I smiled in the same unchristian way.
‘And I’d give ye a smack o’ the cheek as soon as look at you.’
And she gave her dress a great slap, and drew near me, in her wra
th. I really thought she was about tendering the ordeal of single combat.
I made her, however, a paralysing courtesy, and, with immense dignity, sailed out of the room, and into Uncle Silas’s study, where it happened we were to breakfast that morning, and for several subsequent ones.
During the meal we maintained the most dignified reserve; and I don’t think either so much as looked at the other.
We had no walk together that day.
I was sitting in the evening, quite alone, when Milly entered the room. Her eyes were red, and she looked very sullen.
‘I want your hand, cousin,’ she said, at the same time taking it by the wrist, and administering with it a sudden slap on her plump cheek, which made the room ring, and my fingers tingle; and before I had recovered from my surprise, she had vanished.
I called after her, but no answer; I pursued, but she was running too; and I quite lost her at the cross galleries.
I did not see her at tea, nor before going to bed; but after I had fallen asleep I was awakened by Milly, in floods of tears.
‘Cousin Maud, will ye forgi’ me — you’ll never like me again, will ye? No — I know ye won’t — I’m such a brute — I hate it — it’s a shame. And here’s a Banbury cake for you — I sent to the town for it, and some taffy — won’t ye eat it? and here’s a little ring— ’tisn’t as pretty as your own rings; and ye’ll wear it, maybe, for my sake — poor Milly’s sake, before I was so bad to ye — if ye forgi’ me; and I’ll look at breakfast, and if it’s on your finger I’ll know you’re friends wi’ me again; and if ye don’t, I won’t trouble you no more; and I think I’ll just drown myself out o’ the way, and you’ll never see wicked Milly no more.’

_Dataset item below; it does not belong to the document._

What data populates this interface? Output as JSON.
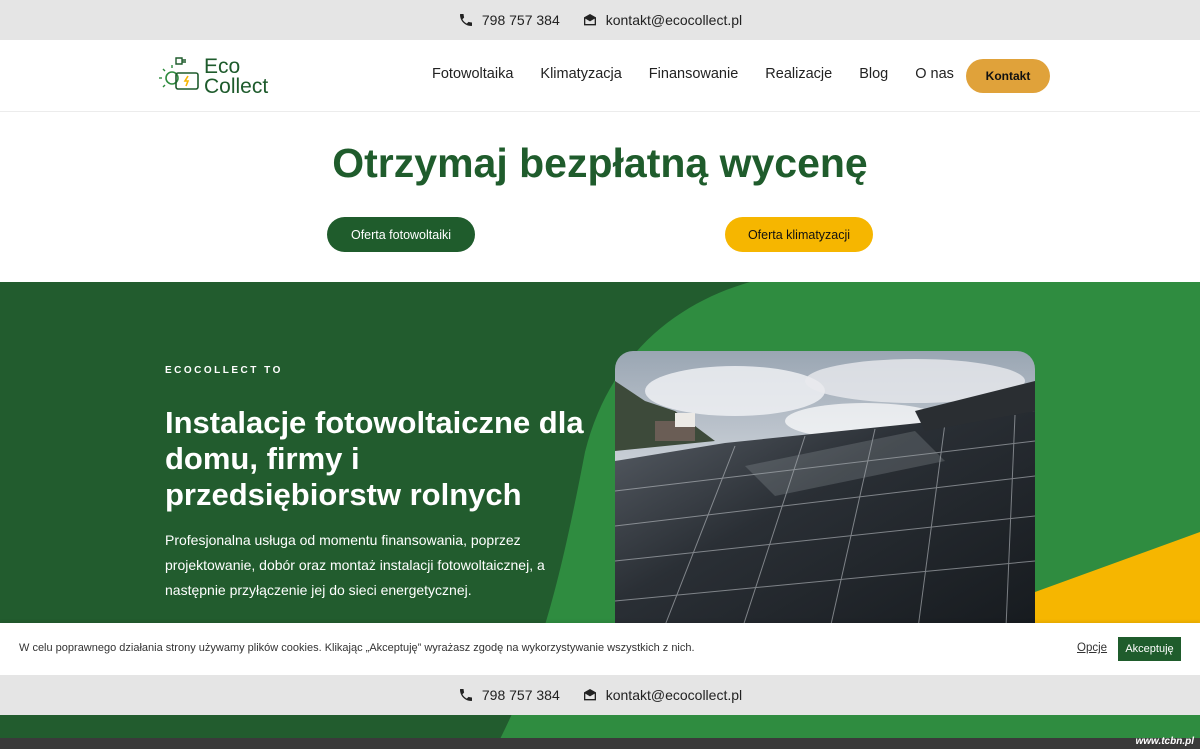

And without waiting a moment, leaving me only half awake, and with the sensations of dreaming, she scampered from the room, in her bare feet, with a petticoat about her shoulders.
She had left her candle by my bed, and her little offerings on the coverlet by me. If I had stood an atom less in terror of goblins than I did, I should have followed her, but I was afraid. I stood in my bare feet at my bedside, and kissed the poor little ring and put it on my finger, where it has remained ever since and always shall. And when I lay down, longing for morning, the image of her pale, imploring, penitential face was before me for hours; and I repented bitterly of my cool provoking ways, and thought myself, I dare say justly, a thousand times more to blame than Milly.